'Russian UNSC vote for sale?'
The massacres and the Baath dictatorship going on for decades have turned into a few minor details in the face of “the geopolitical” discussions. Just for this reason, what has been lived in Syrian — geopolitical calculations disguised by morals, geostrategic plans disguised by principles — has turned into a trial for the entire region at the cost of the Syrian people.
I used similar sentences in the opening speech of a conference in the beginning of April, which was attended by participants from Russia and Iran. The speaker from Russia, who later wrote an evaluation piece titled “The Importance of Being Russia,” seems to believe that Russia was the inspiration behind these sentences.
This attitude, which bears Russia’s approach to the Syrian crisis out, deserves some thought. First of all, Russia’s approach toward Syria takes the crisis as a fringe detail. From Russia’s perspective the importance of the Syrian crisis is neither what is experienced in Syria nor the wave of instability in the region triggered by the Arab uprisings.
Russia seems to believe it is going through a proxy war with the West over Syria at no cost to itself. Russia thinks that its “importance” is appreciated because of this crisis and therefore has based all its geopolitical calculations on the premise of this “importance” becoming more appreciated. This strategy and psychology are clearly evident in the lines of the editor of journal Russia in Global Affairs:
“Moscow is not trying to preserve its Syrian contracts but to reaffirm its status in international affairs. By resisting powerful psychological and diplomatic pressure, Russia has shown that although it has lost ground in the Middle East (Syria is its last close partner in the region), it is still a power whose opinion cannot be disregarded. Russian diplomats have clearly said that it will not allow intervention to be legalized through the U.N. Security Council ... Kofi Annan’s plan and the U.N. Security Council’s statement in its support were mostly brought about by Russia’s firm stance ... But Russia’s possibilities are not unlimited; it can hardly achieve much more.”
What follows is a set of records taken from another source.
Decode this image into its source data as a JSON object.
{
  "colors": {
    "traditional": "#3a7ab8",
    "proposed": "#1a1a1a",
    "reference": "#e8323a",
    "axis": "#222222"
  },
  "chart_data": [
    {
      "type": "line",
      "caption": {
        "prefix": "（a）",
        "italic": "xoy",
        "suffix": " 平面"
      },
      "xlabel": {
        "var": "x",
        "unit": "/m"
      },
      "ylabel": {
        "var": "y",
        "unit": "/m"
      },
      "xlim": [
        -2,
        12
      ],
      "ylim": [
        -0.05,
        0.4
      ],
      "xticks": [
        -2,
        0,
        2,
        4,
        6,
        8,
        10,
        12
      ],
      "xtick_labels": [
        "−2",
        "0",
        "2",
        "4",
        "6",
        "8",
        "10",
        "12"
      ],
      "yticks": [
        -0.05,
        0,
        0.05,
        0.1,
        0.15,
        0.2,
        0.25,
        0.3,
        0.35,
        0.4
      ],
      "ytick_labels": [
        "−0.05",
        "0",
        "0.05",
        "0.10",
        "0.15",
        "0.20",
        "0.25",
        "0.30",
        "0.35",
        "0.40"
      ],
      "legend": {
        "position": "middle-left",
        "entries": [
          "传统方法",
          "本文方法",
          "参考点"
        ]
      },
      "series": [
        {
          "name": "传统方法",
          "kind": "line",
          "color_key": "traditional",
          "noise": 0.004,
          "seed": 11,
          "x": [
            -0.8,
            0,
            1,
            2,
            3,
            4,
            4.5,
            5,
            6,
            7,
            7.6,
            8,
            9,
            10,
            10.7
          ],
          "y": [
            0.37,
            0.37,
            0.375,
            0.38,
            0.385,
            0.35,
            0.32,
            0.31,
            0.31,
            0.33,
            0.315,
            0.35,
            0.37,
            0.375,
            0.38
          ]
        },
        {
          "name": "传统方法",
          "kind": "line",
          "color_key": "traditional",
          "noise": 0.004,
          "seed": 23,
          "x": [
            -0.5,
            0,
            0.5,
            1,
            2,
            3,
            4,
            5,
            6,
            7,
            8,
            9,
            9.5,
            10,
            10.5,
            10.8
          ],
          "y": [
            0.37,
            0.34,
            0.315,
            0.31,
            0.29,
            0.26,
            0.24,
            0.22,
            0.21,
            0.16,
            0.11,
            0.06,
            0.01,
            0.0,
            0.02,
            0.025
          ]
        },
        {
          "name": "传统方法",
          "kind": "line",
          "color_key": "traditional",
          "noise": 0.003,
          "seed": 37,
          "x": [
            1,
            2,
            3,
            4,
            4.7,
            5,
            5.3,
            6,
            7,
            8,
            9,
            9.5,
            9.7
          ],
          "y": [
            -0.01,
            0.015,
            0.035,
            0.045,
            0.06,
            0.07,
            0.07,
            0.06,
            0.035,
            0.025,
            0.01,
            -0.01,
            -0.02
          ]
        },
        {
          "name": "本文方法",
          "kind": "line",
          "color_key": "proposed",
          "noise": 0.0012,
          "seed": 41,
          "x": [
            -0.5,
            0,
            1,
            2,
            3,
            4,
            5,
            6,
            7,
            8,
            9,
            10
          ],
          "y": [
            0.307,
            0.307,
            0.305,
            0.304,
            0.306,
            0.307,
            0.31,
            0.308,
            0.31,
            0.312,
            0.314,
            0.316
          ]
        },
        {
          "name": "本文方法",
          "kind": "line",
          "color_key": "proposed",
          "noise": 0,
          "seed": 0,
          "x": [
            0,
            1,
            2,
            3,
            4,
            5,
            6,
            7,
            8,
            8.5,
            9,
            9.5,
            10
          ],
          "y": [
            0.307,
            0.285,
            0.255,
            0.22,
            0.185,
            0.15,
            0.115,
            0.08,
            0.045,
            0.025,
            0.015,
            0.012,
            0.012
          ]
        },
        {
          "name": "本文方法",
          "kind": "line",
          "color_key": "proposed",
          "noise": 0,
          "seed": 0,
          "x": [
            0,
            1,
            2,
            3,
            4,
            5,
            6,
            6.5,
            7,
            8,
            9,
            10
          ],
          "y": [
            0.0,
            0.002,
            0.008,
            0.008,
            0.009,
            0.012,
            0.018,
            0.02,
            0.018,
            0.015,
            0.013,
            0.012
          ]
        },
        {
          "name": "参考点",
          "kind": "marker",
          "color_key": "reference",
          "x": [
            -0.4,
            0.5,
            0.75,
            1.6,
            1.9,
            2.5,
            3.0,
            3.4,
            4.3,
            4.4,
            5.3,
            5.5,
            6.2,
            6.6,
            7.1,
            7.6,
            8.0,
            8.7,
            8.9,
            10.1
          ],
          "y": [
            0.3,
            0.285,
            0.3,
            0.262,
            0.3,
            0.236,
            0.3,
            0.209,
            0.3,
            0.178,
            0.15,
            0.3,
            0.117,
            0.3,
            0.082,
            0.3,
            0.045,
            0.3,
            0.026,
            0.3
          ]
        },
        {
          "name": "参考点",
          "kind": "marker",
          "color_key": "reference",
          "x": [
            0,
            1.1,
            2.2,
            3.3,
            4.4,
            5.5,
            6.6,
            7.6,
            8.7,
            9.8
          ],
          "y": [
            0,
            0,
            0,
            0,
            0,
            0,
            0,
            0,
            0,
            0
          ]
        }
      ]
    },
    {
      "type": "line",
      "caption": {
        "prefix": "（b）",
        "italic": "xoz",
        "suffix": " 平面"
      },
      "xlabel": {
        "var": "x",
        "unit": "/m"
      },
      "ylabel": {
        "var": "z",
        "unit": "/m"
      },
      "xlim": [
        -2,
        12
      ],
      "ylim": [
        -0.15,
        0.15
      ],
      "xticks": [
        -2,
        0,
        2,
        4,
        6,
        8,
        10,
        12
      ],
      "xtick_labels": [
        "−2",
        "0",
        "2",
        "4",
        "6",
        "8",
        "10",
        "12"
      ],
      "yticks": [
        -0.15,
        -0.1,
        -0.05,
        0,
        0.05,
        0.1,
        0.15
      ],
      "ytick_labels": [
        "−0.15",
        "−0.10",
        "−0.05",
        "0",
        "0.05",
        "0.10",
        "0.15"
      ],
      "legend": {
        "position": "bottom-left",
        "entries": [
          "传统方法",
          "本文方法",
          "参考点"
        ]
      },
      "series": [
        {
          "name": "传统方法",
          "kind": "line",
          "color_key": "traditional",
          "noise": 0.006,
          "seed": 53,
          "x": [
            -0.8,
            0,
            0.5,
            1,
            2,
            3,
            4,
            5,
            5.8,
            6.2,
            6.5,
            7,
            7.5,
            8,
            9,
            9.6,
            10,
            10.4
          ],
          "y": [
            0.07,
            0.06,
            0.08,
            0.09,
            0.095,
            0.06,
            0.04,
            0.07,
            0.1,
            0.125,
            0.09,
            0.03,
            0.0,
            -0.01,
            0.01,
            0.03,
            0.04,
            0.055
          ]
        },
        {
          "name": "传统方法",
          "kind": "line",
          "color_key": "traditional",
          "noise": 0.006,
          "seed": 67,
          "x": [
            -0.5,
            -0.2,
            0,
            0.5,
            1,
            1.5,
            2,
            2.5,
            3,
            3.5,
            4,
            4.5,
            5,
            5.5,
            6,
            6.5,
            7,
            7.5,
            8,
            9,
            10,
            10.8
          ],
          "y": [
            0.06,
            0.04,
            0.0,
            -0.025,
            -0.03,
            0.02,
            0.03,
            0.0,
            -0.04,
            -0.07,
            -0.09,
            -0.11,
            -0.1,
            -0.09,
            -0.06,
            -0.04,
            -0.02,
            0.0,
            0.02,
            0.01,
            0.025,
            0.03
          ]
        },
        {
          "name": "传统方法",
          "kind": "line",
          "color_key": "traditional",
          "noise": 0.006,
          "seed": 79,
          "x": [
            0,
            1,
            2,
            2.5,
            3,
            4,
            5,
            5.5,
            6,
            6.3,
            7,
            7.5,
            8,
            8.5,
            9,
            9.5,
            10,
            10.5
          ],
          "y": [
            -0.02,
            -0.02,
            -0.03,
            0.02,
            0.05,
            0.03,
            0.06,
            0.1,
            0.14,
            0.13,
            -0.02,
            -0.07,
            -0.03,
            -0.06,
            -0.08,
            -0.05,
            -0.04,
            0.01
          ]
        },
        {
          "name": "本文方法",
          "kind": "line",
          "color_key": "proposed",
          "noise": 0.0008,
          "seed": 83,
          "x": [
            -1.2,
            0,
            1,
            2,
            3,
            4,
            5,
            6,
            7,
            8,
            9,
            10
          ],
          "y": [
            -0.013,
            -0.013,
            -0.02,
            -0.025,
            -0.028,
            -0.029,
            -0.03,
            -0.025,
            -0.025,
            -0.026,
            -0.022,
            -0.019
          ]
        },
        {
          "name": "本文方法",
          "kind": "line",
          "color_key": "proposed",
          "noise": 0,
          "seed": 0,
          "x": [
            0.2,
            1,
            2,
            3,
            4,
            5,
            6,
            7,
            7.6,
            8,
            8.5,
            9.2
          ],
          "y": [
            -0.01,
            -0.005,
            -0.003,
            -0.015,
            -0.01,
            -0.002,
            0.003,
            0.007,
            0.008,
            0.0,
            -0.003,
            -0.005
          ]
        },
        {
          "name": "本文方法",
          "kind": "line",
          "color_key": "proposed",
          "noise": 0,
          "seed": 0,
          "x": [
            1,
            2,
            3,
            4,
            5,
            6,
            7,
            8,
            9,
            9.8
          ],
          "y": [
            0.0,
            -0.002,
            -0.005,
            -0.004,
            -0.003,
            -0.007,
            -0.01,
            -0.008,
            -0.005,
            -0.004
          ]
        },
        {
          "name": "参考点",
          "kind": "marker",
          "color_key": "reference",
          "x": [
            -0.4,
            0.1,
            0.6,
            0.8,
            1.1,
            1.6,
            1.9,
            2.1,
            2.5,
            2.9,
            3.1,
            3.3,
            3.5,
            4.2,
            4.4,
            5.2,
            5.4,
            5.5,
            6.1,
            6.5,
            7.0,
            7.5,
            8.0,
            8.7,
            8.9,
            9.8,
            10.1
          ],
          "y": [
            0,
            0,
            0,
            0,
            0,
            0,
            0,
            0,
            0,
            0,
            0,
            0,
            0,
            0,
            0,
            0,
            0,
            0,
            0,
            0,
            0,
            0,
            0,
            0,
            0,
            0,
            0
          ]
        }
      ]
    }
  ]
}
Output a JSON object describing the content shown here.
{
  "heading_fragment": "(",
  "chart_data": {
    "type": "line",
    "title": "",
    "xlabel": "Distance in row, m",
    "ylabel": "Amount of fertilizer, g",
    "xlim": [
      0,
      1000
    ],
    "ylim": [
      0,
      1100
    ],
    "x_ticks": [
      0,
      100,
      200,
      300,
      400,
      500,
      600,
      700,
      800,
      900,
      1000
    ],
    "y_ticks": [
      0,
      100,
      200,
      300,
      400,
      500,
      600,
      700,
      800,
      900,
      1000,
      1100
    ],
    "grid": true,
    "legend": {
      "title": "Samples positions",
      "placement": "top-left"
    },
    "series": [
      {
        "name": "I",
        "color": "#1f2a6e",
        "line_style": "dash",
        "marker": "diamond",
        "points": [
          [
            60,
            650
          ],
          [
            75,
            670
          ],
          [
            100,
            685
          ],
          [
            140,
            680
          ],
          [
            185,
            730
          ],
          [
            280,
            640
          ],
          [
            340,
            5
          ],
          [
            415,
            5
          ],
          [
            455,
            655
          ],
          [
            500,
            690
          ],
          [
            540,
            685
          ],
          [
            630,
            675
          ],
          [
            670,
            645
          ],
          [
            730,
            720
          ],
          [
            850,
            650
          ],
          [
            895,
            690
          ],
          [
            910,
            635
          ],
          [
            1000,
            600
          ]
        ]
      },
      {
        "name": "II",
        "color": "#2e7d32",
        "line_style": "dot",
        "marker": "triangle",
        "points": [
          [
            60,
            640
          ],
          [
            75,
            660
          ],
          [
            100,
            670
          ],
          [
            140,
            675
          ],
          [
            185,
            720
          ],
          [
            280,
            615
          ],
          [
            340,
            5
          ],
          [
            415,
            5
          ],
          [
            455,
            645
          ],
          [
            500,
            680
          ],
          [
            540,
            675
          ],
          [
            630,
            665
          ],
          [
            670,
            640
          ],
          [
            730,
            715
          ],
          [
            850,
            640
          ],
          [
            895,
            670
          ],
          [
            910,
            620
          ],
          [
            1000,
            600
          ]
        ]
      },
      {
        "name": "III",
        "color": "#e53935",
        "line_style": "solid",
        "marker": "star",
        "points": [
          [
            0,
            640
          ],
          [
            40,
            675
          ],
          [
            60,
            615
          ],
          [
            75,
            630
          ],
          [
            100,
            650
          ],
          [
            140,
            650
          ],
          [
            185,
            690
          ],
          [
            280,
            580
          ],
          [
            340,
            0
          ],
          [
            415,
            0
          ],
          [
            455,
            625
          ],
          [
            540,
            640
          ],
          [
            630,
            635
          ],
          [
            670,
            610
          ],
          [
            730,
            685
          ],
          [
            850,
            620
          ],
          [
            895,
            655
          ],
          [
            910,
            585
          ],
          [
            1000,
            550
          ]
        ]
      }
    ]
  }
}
Russia’s recent approach indicates that it evaluates the Syrian crisis not on the basis of the year 2012 but on the basis of the 1970s and ‘80s. It exploits all the privileges afforded to Russia by the skewed United Nations orders built in post-World War II conditions. And as such, in the lines of the same author, Russia’s position turns into a bargaining chip rather than strategy.
“Russia must decide what it will do if violence in Syria erupts with fresh force. Supporting the Syrian government may be logical but there is a limit, after which Russia should think about selling its critical vote in the Security Council to the highest bidder since the Syrian opposition and their allies put so much stock in it.”
This attitude, which roughly summarizes the depth of Russia’s geopolitical approach to Syria can only be explained by one thing: Russia is withdrawing from the Middle East by getting involved in the Syrian crisis in a historical display of simultaneous crisis (management?). In other words, Russia’s future in the Middle East fares no better than the al-Assad regime in which Russia had been investing.